One of the key ingredients of a Unified Messaging system is the centralized mail repository (CMR). It provides clients with a single place to go for all their messages, including e-mail, voice mail, and faxes. A CMR can be designed similarly to a regular mail service application with MIME capabilities. A good example of such a service is the Media Manager, the CMR used by the Universal Inbox (see Figure 2). The Media Manager has a simple interface to the outside world. Through it, a Media Client can send and receive messages, as well as access other properties such as list and folder information, using a single interface, regardless of the underlying protocol (see Appendix B for an explanation of the client/server model). The manipulation of messages in this way results in extensibility and format independence.

The goal of UCS is any-to-any communication which is faciliated by either client or server data conversion. Smart client applications include audio players that recognize and relate both MP3 and WAV files or text readers that understand both rich and simple text. Depending on the complexity of the UMS, however, some conversions might not be available to the client, such as text-to-voice or message summary, so these conversions are provided by the server. The Media Manager uses its Transcoder Service to carry out the required conversions before sending the data to the client. As Figure 2 shows, the Transcoder service can perform many conversions. Text-to-voice programs have been around for many years, and though they still generate playback with little emotion, they have come a long way. Voice-to-text, on the other hand, is a much harder prospect for the Transcoder. The audio file has to be analyzed for pauses and pitches to form words. While reading dictation, this service has about a 90% accuracy rate. When talking in normal conversation voice, however, the accuracy is between 30% and 40%. To obtain a summary from an audio message, pitch detection can be used to infer the important words that should be saved, thus cutting down on storage and playback time. Analyzing audible speech is still a very active area a research and is making tremendous gains. [1]

fig2

Figure 2. The Media Manager Architecture (Source: Based on B. Hohlt, "Architecture," 30 May 2001, http://www.cs.berkeley.edu/~hohltb/mediamanager.html, (6 June 2001).)

Example of UMS operation

An example of UMS operation will help clarify how a UMS works. Let´s assume that a user Joe is at his computer and wants to check his mail. Upon clicking the ´checkmail´ button, his Media Client software will connect with the Media Manager and request a list of messages from each of Joe´s accounts. For each account, the Media Manager will contact the appropriate server, get the requested listing, and return it to Joe´s Media Client. Now Joe can view his messages using the Media Client´s GUI. He sees that there is an e-mail and a voice mail from Jane and a fax from his boss. When he clicks on the e-mail message, the Media Manager retrieves it from the POP server on which it resides, and displays it on the GUI according to the e-mail and POP protocols. Similar actions take place for the voice mail and the fax, except that the Media Manager may create a text version of the messages and attach the audio or fax files to those messages.
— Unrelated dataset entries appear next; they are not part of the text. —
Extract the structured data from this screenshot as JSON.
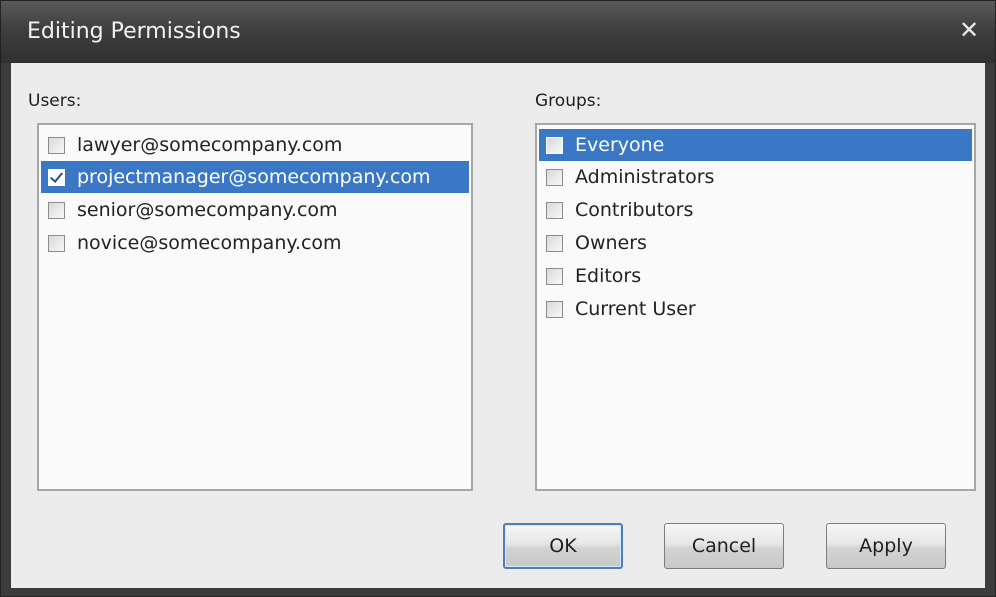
{
  "window": {
    "title": "Editing Permissions",
    "close_symbol": "✕"
  },
  "users": {
    "label": "Users:",
    "items": [
      {
        "label": "lawyer@somecompany.com",
        "checked": false,
        "selected": false
      },
      {
        "label": "projectmanager@somecompany.com",
        "checked": true,
        "selected": true
      },
      {
        "label": "senior@somecompany.com",
        "checked": false,
        "selected": false
      },
      {
        "label": "novice@somecompany.com",
        "checked": false,
        "selected": false
      }
    ]
  },
  "groups": {
    "label": "Groups:",
    "items": [
      {
        "label": "Everyone",
        "checked": false,
        "selected": true
      },
      {
        "label": "Administrators",
        "checked": false,
        "selected": false
      },
      {
        "label": "Contributors",
        "checked": false,
        "selected": false
      },
      {
        "label": "Owners",
        "checked": false,
        "selected": false
      },
      {
        "label": "Editors",
        "checked": false,
        "selected": false
      },
      {
        "label": "Current User",
        "checked": false,
        "selected": false
      }
    ]
  },
  "buttons": {
    "ok": "OK",
    "cancel": "Cancel",
    "apply": "Apply"
  },
  "colors": {
    "selection": "#3a78c6",
    "titlebar": "#3f3f3f",
    "client": "#ececec"
  }
}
What if Joe is using his cell phone and not his computer? The sequence of events will be nearly the same. The Media Manager sends his phone a list of messages. This time, however, the phone's Media Client displays a choice between the whole message or just a summary of it when he selects the e-mail from Jane. The phone can only display a few words at a time and the message is four kilobytes long, Joe opts for the summary. The Media Manager recieves the request for an e-mail summary of Jane's message. It then retrieves the message from the POP server, uses the Transcoder to summarize the text, and sends the shortened message back to the Media Client on the cell phone. If the cell has software to play audio files, then Joe can download the voice mail and actually listen to it. Otherwise, his Media Client would have the voice mail converted to text so that he could read it.

Routing and redirection

Both Iceberg and MPA use routing and redirection to implement person-to-person connectivity under mobility. Iceberg and MPA have slightly different ways of performing this functionality, but only Iceberg´s approach will be discussed here for simplicity.

Fig3

Figure 3. Iceberg Components (Source: B. Raman, J. Wang, J. Shih, A.D. Joseph, R. Katz, The Design of ICEBERG: An Integrated Communication Architecture, http://www.cs.berkeley.edu/~bhaskar/iceberg/iceberg.ps, (6 June 2001).)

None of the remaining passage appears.